The new Mazda6 SkyActiv-D racecar will have some big tire tracks to fill, replacing the maker’s successful RX-8 model. Mazda will also field two new teams starting with the 2013 Rolex 24 Hours of Daytona. It will lose its two previous teams, including Dempsey Racing, which was owned by actor and motorsports fanatic Patrick Dempsey.The maker gave its racing team a mandate, explains Doonan, “to use as many production components as possible. The only things we’ve changed are the crankshaft, pistons and connecting rod.” And with good reason considering the track-tuned SkyActiv-D will be churning out 400 horsepower and 450 lb-ft of torque, about double what a street-legal 2014 diesel-powered Mazda6 will be making when it goes on sale later this year.
It’s a risky move to launch a new car with new teams and drivers but Mazda is hoping it will pay off and put the brand in the spotlight this year.
The maker has been going through plenty of changes everywhere you look. It has largely wound down a decades-old relationship with Ford Motor Co. and stopped producing the Mazda6 at a plant the two makers jointly operated in suburban Detroit.
Mazda, meanwhile, has established several new – if more limited – alliances with Toyota and Fiat. The Italian maker’s Alfa Romeo division plans to work with Mazda to develop a new sports car that both companies can sell. Ford Mazda, it will serve as the replacement for its aging Miata 2-seater. Toyota, meanwhile, will base a replacement for its subcompact Yaris off the Mazda3 platform. And Mazda will produce some of the new models for Toyota out of a plant it is currently setting up in Mexico.

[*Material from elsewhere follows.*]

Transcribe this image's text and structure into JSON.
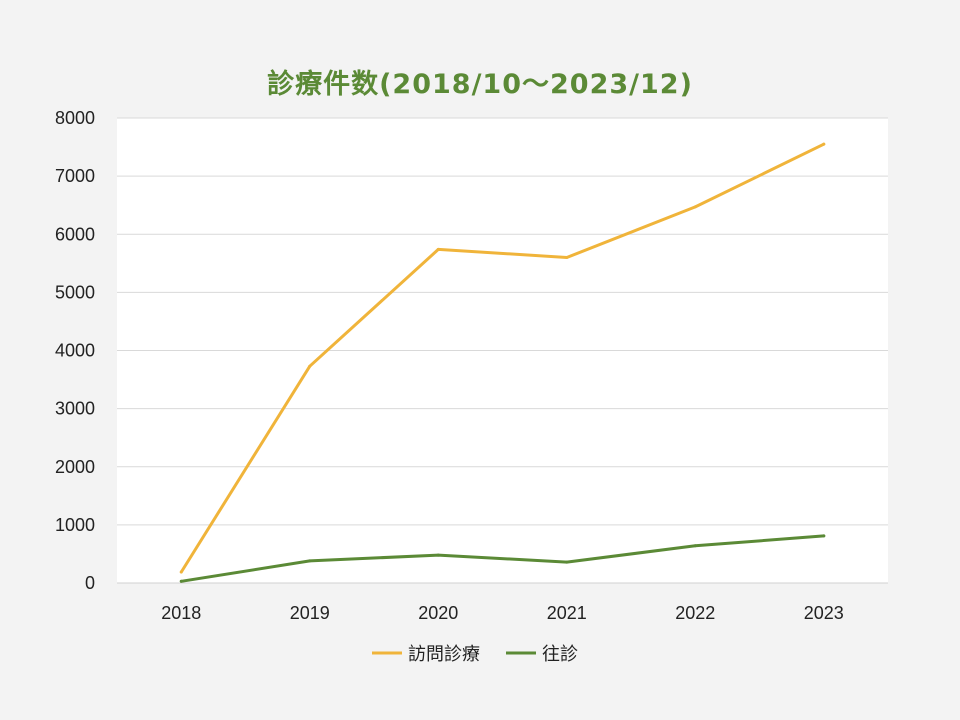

More alliances could follow, according to Mazda CEO Takashi Yamanouchi. That could help the small Japanese automaker reduce the hefty expense of developing new products. Not that Mazda is waiting for assistance. It has been rolling out an assortment of new models, such as the well-reviewed CX-5 crossover.
It has also introduced a new concept, dubbed SkyActiv, that it claims can compete with the efficiency of rivals’ hybrid products. At its heart, SkyActiv is a new approach to powertrain technology but it also entails steps Mazda engineers are taking to improve the overall efficiency of the maker’s vehicles, down to finding ways to reduce the weight of the lugnuts on the wheels of the new Mazda6.

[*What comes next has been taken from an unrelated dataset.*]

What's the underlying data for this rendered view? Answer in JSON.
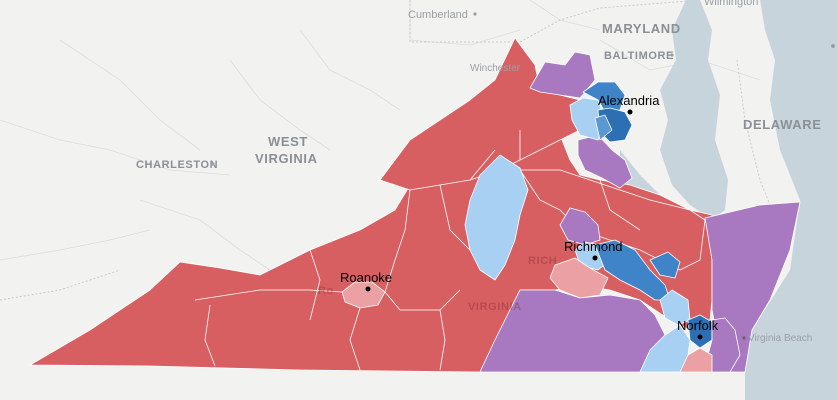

The all-new version of the sedan will be offered with both the new SkyActiv gasoline and diesel powertrains.
Unfortunately for those who might opt for the SkyActiv-D, they’ll likely have a hard time finding the synthetic diesel Mazda will use on the race track. The renewable blend was developed by Dynamic Fuels, a 50/50 joint venture of Tyson Foods and Syntroleum, and it is being produced at a $150 million refinery which opened up near Baton Rouge, Louisiana two years ago.
Why Tyson? Because the maker has had to find ways to dispose of 1.5 million pounds of chicken, pork and beef products every single day. Now it can avoid the cost of dumping that offal and potential make some money from it. The refinery is producing about 75 million gallons of synthetic diesel annually and could ramp up to provide even more.

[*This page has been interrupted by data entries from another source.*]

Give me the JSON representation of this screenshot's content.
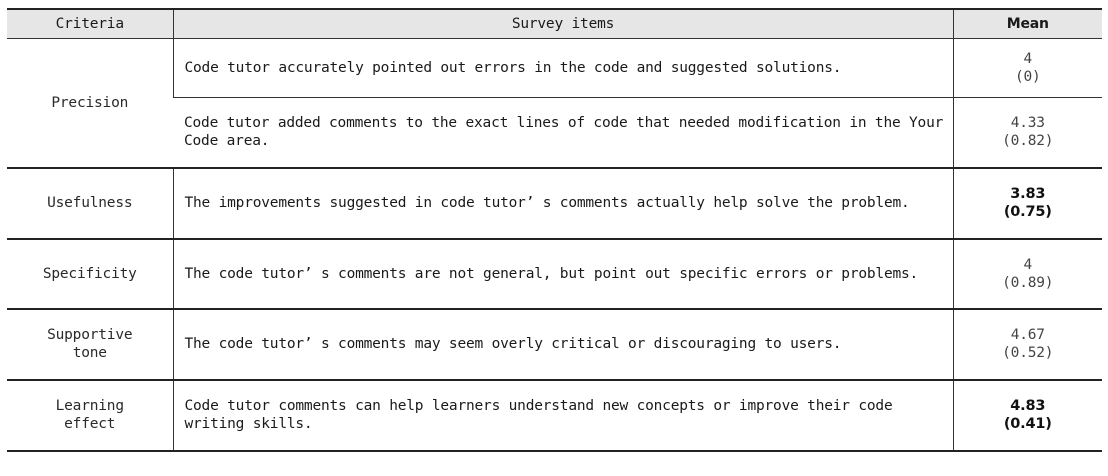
{
  "header": {
    "criteria": "Criteria",
    "survey_items": "Survey items",
    "mean": "Mean"
  },
  "rows": [
    {
      "criteria": "Precision",
      "item": "Code tutor accurately pointed out errors in the code and suggested solutions.",
      "mean": "4",
      "sd": "(0)"
    },
    {
      "criteria": "",
      "item": "Code tutor added comments to the exact lines of code that needed modification in the Your Code area.",
      "mean": "4.33",
      "sd": "(0.82)"
    },
    {
      "criteria": "Usefulness",
      "item": "The improvements suggested in code tutor’ s comments actually help solve the problem.",
      "mean": "3.83",
      "sd": "(0.75)"
    },
    {
      "criteria": "Specificity",
      "item": "The code tutor’ s comments are not general, but point out specific errors or problems.",
      "mean": "4",
      "sd": "(0.89)"
    },
    {
      "criteria": "Supportive tone",
      "item": "The code tutor’ s comments may seem overly critical or discouraging to users.",
      "mean": "4.67",
      "sd": "(0.52)"
    },
    {
      "criteria": "Learning effect",
      "item": "Code tutor comments can help learners understand new concepts or improve their code writing skills.",
      "mean": "4.83",
      "sd": "(0.41)"
    }
  ]
}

A number of refiners are working to come up with bio-fuels. The most readily available are ethanol blends. They’ve been controversial because, until now, most have used food stocks, such as corn – though newer, so-called cellulosic production methods can create the alcohol fuel from waste.
Many of the new bio-diesel blends use waste products – though a select number of filling stations near San Francisco recently began offering a blend created from algae.
Dynamic Fuels ultimately hopes to begin selling some of its synthetic diesel to the public and is shooting for a $5 a gallon price tag, notes Mazda’s U.S. CEO Jim O’Sullivan.
Some shuttle buses operated by Alamo and National Car Rental are already testing it on the street. And the U.S. Navy is also using the bio-diesel blend on some of its ships.
Those who buy the new Mazda6 with SkyActiv-D will have to settle for conventional, petroleum-based diesel fuel. But the maker is hoping that with a 14.5 gallon tank of distilled guts under its hood, the Mazda6 race car will dominate its field when the flag drops at Daytona on Saturday.